Look, the name "PoorerThanYou.com" – that’s tongue-in-cheek. I’m well aware that, simply by being an American, I’m in the top 15% of the world’s wealthiest. Poor as I am, I’m actually rich. And if you’re reading this, you’re probably rich as well. Don’t believe me? Check out just how rich you are.
But I already know how rich I am, because of the quality of the education I’ve received. I’m not even talking about the fancy college education that I’ve gotten into way too much debt for – although that certainly could be used as an indicator.
Rather, I can tell my relative wealth simply by looking at my elementary and high schools. Textbooks, teachers, computers, music classes, science classes, drama club… all courtesy of the New York State public school system.
Most of the nearly two–billion children in the developing world are inadequately educated, or receive no education at all. One in three does not complete the fifth grade.
–One Laptop Per Child, www.laptop.org
Is poverty a cause of poor education, or is poor education a cause of poverty? As best I can tell, the answer is: Yes. Both. It’s a vicious cycle. Poor schooling means little economic opportunity, and struggling economies can’t afford to build schools.

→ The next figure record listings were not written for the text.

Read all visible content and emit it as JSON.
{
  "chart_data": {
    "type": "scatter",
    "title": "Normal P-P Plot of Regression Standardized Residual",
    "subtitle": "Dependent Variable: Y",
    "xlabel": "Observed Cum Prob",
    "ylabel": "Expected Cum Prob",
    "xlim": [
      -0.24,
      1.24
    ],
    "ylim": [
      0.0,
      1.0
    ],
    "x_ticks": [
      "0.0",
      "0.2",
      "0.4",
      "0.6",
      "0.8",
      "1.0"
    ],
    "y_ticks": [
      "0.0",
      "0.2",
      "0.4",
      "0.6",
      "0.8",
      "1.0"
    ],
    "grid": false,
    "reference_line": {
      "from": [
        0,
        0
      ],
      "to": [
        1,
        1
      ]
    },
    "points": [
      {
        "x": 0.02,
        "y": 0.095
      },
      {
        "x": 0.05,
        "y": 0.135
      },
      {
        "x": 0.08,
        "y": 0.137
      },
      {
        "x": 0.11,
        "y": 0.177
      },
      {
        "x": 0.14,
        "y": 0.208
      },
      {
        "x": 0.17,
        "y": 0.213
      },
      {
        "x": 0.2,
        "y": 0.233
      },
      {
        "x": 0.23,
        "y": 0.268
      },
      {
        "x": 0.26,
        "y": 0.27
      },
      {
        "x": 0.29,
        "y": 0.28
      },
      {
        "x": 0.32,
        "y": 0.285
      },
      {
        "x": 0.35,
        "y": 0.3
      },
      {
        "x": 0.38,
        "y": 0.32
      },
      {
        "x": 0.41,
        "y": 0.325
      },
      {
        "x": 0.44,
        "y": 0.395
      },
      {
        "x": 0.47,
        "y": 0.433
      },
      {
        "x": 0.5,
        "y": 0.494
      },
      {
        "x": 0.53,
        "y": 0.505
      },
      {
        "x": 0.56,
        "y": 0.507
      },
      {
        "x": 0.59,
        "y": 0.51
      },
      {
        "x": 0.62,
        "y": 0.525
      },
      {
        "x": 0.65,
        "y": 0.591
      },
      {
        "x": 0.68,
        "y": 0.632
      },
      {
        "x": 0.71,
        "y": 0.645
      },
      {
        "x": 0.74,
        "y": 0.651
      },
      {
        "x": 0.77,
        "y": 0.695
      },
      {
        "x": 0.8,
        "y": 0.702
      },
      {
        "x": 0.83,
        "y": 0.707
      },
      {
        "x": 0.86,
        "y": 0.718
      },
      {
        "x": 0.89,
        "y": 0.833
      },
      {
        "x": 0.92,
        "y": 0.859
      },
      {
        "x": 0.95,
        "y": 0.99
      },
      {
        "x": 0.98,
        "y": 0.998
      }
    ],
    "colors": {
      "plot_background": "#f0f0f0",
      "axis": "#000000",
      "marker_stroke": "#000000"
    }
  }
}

Many of you already know that I lead a group on my college campus called Students for Cambodian Schools. I haven’t been able to donate much money to the cause, thanks to my debt and all that. But debt – being "poor" in America – is no excuse for ignoring the real plight of others. Just because I can’t give money doesn’t mean I don’t have something to give.
Call this what you want: bleeding heart liberalism, white guilt, "#62 Knowing what’s best for poor people" … it is what it is. I implore you today, on Blog Action Day, to take a look at people that truly are Poorer Than You. And think what one hour of your time or one bill out of your wallet might mean to someone living in poverty.
The floodgate – I mean, the comments section – is open.